It may not have been obvious from the Dustins I’ve showcased here but the gimmick of Dustin is that Dustin is a 23-year-old college graduate who has moved back in with his parents and is having Failure To Launch problems. As a Gen-Xer, I am a neutral party in the raging war between Baby Boomers and Millennials, and I hereby declare that Dustin is really shitty in its treatment of young people! Like surely there is humor to be mined from this conflict of worldviews but instead we get things like today, “Ha ha, youths can’t hold down a job because they just spontaneously fall asleep all the time!
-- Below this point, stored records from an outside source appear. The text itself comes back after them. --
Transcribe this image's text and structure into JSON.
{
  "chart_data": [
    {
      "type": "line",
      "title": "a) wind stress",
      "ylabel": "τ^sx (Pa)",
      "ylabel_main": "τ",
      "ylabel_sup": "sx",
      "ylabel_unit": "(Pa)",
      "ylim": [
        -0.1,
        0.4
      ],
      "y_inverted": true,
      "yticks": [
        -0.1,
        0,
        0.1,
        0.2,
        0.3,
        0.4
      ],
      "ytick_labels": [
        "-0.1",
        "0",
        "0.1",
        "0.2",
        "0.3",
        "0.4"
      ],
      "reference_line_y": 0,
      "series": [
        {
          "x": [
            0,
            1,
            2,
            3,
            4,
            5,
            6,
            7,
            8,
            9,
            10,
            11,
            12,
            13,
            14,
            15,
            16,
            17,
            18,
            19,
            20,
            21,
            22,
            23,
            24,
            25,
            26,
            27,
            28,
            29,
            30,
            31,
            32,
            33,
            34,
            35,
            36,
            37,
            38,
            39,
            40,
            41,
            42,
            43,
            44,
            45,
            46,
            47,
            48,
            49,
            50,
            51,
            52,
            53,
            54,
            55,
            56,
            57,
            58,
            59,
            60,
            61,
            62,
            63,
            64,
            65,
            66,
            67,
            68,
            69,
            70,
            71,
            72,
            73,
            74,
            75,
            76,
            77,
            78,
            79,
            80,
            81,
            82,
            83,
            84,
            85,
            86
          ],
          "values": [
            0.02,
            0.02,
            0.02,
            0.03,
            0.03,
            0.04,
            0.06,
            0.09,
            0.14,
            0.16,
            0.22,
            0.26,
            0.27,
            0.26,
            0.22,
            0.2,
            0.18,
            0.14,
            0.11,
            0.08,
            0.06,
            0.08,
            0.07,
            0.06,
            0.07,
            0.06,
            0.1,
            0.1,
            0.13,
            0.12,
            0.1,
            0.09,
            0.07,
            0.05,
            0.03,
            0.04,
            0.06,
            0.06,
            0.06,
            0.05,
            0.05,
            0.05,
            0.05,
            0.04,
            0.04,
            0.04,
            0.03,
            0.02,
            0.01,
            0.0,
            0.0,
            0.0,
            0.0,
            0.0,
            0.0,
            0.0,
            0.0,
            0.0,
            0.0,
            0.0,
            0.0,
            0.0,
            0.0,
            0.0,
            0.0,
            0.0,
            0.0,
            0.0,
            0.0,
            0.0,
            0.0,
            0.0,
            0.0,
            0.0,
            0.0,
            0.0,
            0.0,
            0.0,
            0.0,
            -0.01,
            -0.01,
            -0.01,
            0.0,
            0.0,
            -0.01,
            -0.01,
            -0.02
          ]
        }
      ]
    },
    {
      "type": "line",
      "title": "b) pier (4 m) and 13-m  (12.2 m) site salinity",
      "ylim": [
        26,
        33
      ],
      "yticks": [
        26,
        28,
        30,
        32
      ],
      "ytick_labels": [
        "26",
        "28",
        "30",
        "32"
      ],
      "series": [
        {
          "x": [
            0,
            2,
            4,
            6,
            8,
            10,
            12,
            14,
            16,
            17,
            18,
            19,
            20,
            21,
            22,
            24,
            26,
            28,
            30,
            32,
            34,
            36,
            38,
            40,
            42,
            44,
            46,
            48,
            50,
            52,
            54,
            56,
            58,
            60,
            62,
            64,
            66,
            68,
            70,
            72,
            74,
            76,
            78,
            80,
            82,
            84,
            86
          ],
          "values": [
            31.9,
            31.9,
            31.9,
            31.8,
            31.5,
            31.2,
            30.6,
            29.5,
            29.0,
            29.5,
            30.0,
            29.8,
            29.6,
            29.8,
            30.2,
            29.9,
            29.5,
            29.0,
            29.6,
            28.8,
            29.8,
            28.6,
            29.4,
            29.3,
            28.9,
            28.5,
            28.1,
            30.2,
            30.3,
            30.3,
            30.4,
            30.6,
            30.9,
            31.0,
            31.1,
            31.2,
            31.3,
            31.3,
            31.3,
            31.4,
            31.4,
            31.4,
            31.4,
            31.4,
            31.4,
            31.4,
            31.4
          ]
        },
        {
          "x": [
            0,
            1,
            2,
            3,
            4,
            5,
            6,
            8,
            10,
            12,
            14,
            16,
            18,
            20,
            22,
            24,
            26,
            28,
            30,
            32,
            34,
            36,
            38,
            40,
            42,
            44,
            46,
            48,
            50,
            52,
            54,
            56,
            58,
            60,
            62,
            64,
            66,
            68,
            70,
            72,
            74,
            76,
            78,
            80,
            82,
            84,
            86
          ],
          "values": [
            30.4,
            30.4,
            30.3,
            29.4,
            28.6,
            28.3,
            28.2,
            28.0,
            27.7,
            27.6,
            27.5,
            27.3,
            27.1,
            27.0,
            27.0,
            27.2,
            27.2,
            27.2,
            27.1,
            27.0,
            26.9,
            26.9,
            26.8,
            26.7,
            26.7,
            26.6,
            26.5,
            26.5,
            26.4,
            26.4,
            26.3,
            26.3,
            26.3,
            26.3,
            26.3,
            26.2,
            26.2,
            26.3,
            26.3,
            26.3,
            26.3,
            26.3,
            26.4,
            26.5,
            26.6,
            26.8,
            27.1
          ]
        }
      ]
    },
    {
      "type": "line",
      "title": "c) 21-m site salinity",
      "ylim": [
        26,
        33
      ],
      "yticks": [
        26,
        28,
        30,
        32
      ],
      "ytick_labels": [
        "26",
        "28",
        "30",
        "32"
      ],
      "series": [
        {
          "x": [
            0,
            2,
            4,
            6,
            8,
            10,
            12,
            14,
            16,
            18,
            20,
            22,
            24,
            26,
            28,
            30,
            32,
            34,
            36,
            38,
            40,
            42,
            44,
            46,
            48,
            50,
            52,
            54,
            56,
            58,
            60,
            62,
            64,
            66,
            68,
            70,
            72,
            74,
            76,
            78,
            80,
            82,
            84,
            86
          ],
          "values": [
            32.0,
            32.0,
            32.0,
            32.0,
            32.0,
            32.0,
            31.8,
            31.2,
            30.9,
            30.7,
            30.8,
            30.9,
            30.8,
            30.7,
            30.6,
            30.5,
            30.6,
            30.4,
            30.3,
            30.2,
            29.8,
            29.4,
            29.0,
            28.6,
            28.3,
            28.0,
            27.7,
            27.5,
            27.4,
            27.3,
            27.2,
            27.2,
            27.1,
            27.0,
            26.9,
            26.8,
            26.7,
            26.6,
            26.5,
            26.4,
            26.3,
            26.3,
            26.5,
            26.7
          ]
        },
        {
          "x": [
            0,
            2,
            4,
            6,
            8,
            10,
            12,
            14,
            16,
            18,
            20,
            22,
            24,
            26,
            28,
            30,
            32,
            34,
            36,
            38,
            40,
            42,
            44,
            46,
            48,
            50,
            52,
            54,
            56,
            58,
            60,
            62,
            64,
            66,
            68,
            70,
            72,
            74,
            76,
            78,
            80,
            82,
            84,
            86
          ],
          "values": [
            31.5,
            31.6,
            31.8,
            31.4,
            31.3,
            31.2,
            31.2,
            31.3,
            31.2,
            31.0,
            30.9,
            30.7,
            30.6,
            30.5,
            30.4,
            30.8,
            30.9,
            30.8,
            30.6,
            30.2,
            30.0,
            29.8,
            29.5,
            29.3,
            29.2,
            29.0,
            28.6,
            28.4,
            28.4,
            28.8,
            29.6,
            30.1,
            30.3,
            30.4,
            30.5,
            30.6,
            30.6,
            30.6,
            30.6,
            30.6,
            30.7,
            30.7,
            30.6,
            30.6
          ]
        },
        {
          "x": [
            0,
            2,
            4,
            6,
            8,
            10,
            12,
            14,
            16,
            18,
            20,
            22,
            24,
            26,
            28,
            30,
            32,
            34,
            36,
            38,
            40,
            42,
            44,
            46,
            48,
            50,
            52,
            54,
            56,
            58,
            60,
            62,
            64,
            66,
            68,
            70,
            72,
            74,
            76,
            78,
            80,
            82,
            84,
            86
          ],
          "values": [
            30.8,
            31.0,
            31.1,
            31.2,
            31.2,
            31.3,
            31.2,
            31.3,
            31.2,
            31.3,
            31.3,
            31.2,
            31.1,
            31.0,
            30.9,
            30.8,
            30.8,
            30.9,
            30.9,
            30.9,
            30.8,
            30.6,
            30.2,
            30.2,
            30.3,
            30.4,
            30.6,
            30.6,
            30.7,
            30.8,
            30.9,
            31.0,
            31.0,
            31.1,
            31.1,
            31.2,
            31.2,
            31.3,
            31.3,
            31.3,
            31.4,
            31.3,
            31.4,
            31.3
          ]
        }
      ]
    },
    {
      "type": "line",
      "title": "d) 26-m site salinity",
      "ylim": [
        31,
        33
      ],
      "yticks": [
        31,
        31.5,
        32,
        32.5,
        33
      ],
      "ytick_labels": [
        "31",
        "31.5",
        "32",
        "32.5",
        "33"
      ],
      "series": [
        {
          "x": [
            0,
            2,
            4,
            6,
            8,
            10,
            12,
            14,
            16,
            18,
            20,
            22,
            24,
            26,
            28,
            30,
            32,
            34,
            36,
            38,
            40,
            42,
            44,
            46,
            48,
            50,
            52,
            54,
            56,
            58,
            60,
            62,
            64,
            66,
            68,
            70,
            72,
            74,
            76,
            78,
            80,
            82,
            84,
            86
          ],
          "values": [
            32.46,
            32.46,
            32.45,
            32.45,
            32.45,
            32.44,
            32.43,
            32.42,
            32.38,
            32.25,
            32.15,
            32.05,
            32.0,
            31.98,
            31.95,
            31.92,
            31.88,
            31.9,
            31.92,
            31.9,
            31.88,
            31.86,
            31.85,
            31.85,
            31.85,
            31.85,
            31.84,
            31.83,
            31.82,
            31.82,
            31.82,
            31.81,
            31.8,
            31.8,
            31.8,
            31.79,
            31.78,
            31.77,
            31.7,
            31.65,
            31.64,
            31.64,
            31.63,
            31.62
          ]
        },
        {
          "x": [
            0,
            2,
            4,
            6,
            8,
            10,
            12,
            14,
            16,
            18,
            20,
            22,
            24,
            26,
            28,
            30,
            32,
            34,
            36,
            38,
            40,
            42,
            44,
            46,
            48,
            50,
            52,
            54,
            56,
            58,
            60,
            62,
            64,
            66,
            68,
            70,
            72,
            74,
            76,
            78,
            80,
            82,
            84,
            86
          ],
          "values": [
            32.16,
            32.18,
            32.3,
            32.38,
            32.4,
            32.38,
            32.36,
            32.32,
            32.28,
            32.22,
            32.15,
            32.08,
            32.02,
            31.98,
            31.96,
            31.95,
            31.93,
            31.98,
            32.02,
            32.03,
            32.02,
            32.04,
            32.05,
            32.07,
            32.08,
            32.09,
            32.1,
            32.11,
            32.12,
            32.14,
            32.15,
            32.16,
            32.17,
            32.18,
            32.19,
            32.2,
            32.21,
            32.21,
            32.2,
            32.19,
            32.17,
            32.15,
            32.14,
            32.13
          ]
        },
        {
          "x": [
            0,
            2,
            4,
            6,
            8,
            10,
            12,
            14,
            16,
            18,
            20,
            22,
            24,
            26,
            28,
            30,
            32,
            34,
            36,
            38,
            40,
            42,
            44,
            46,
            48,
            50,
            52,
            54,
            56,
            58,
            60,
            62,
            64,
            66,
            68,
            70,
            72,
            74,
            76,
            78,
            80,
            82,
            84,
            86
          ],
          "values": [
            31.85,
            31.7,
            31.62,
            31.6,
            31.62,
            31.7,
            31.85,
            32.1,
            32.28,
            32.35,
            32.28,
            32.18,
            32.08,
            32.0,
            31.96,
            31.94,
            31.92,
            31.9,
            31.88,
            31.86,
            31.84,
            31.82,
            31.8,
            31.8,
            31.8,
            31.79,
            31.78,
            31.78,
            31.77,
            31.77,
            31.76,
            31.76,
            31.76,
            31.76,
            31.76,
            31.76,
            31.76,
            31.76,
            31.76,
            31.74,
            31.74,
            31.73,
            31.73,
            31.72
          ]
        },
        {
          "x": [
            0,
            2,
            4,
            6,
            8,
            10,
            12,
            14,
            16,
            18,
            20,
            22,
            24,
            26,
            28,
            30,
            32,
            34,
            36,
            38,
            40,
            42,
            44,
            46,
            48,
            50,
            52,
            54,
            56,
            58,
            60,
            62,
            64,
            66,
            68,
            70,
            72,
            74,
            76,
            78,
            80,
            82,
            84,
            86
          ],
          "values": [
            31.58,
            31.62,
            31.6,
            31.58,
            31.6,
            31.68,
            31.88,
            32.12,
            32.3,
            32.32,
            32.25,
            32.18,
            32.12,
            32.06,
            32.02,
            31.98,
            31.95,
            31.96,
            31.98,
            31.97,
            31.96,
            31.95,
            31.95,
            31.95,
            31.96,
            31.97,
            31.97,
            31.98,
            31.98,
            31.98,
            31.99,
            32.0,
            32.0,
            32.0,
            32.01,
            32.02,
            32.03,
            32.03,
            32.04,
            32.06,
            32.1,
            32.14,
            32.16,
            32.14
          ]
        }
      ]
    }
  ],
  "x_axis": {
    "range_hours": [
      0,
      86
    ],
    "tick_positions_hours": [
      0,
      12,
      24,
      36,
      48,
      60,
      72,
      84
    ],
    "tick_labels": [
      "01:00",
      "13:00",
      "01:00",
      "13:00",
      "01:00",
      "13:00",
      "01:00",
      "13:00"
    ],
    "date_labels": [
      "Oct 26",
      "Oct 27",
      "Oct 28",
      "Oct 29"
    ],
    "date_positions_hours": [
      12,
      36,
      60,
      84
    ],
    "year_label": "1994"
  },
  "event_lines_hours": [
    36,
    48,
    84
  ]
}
Meanwhile, the ADULTS who MADE THIS COUNTRY WHAT IT IS TODAY are going to enjoy some LEGITIMATE HIGHBROW CULTURE.”

Gil Thorp, 1/8/19

I appreciate it when bit players in the comics really give it their all in the one or two panels they appear. It’s subtle, but I’m particularly enjoying the “ain’t I a stinker?” realness being served up by the employee of [squints] S-Kybomi Outdoor Media Solutions here. This may be the Best Performance By A Working-Class Guest Character In A Continuity Comic since 2014’s iconic “Man In Hat Who Doesn’t Care About Doc Ock’s Runaway Tentacles Enjoys Sandwich.”

Six Chix, 1/8/19

As we all know, you can take an expensive vacation to Paris, go to the Louvre, get lost in the Louvre, get annoyed by the Louvre, realize that you could do a comic about your experience at the Louvre, get paid to do that comic, and then write the entire cost of your trip off on your taxes. But can you write the cost of a trip to Paris off on your taxes if you just make fun a comic doing that? We’ll see what my accountant says! Fingers crossed!